LLM with tool calling for multimodal medical data

SUPR uses JavaScript for certain functions. We cannot guarantee that you will be able to use the system with JavaScript disabled.

Dnr:

NAISS 2025/22-941

Type:

NAISS Small Compute

Principal Investigator:

Erik Aerts

Affiliation:

Chalmers tekniska högskola

Start Date:

2025-07-14

End Date:

2026-08-01

Primary Classification:

10201: Computer Sciences

Webpage:

Allocation

Mimer at C3SE: 500 GiB
Alvis at C3SE: 300 GPU-h/month

Abstract

Large Language Models (LLMs) have demonstrated remarkable proficiency in natural language understanding and generation across diverse domains.
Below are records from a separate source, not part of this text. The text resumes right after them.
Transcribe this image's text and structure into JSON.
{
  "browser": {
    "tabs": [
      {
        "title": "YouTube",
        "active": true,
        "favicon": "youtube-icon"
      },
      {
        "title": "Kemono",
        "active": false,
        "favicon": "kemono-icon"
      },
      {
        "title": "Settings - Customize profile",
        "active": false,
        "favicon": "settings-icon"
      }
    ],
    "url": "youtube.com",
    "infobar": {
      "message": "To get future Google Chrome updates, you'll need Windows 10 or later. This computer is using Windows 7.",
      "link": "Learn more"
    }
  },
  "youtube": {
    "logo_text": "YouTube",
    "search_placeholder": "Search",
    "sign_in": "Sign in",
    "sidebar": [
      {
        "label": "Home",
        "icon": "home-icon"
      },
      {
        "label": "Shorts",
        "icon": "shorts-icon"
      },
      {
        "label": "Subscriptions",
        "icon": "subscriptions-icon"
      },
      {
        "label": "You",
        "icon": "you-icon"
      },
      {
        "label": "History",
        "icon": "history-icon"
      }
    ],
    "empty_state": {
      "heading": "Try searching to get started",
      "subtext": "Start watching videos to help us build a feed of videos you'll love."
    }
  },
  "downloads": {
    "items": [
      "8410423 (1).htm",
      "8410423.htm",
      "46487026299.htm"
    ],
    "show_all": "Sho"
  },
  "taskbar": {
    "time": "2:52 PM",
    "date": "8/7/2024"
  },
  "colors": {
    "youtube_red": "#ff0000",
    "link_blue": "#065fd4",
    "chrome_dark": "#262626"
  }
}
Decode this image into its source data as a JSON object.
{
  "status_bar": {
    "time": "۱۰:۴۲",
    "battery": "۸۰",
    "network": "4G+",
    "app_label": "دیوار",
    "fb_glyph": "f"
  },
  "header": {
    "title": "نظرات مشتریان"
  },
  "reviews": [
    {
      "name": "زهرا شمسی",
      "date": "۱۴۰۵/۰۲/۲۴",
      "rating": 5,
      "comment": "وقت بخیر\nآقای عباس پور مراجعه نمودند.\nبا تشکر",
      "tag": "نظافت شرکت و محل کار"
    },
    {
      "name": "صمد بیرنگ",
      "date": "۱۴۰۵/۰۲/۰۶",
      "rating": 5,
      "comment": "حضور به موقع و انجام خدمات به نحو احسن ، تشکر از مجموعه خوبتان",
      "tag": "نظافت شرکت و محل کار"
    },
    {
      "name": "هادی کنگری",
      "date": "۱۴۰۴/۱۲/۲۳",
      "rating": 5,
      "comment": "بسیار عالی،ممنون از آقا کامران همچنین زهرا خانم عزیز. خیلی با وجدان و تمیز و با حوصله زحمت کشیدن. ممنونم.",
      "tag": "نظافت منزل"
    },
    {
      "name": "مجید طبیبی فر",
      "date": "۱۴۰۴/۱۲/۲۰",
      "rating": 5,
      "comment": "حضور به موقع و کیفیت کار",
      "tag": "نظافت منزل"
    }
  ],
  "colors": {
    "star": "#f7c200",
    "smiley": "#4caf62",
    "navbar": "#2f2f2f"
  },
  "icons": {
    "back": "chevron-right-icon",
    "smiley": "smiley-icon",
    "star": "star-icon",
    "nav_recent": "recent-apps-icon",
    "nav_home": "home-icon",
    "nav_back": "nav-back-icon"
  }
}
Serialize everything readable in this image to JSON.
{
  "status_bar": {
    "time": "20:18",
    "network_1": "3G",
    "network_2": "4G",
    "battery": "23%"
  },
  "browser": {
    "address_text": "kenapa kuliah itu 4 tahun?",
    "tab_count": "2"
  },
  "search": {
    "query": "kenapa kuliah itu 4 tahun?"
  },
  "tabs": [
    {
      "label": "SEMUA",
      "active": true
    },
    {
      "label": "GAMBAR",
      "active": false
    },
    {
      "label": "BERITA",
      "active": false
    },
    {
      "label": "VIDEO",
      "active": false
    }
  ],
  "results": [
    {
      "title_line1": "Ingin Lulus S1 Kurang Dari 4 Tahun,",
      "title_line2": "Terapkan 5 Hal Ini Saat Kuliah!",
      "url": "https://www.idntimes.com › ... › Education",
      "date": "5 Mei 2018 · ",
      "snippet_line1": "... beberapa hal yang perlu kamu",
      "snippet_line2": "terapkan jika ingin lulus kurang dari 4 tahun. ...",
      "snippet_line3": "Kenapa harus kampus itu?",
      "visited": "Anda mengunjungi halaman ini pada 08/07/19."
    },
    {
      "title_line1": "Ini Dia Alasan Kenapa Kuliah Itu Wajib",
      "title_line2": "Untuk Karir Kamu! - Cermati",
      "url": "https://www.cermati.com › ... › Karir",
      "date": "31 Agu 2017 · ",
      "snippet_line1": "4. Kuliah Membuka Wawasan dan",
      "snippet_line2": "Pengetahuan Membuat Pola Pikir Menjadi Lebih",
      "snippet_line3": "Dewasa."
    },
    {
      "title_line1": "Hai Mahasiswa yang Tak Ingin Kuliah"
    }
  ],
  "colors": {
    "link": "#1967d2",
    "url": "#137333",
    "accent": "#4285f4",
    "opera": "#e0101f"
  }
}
The high quantity of data needed to train such models results in a broad understanding capable of solving tasks in a multitude of domains. However, when adapting LLMs to real-life subdomains which require more in-detailed knowledge to reach a required level of precision, the models often struggle as the detailed knowledge required is either underrepresented in the training data or beyond the model’s static knowledge boundaries. In order to overcome this hurdle in adapting LLMs to specific domains, previous research has been made on equipping LLMs with external tools to handle domain specific data. One such domain is medicine, where real-life decisions often depend on interpreting specific and dependent measurements such as lab results, physiological signals or medication dosages. Integrating an effective tool-based approach to effectively and reliable process this data can benefit LLM capability and medical AI. Our research aims to investigate and advance the integration of tool calling in LLMs for domain-specific tasks, with a particular focus on the medical domain. We seek to develop models that can effectively identify when and how to invoke external tools, process their outputs, and integrate the resulting information into coherent and accurate predictions. To evaluate the impact of tool integration, we will conduct extensive experiments using publicly available medical datasets and established benchmarks. This includes assessing how tool-based LLMs perform in comparison to baseline models, as well as exploring strategies for optimizing the interaction between the LLM and the external tools. Our goals are: (1) to deepen the understanding of tool-use dynamics within LLM architectures (2) to derive practical techniques that improve model performance, interpretability, and robustness in high-stakes, data-intensive domains such as healthcare.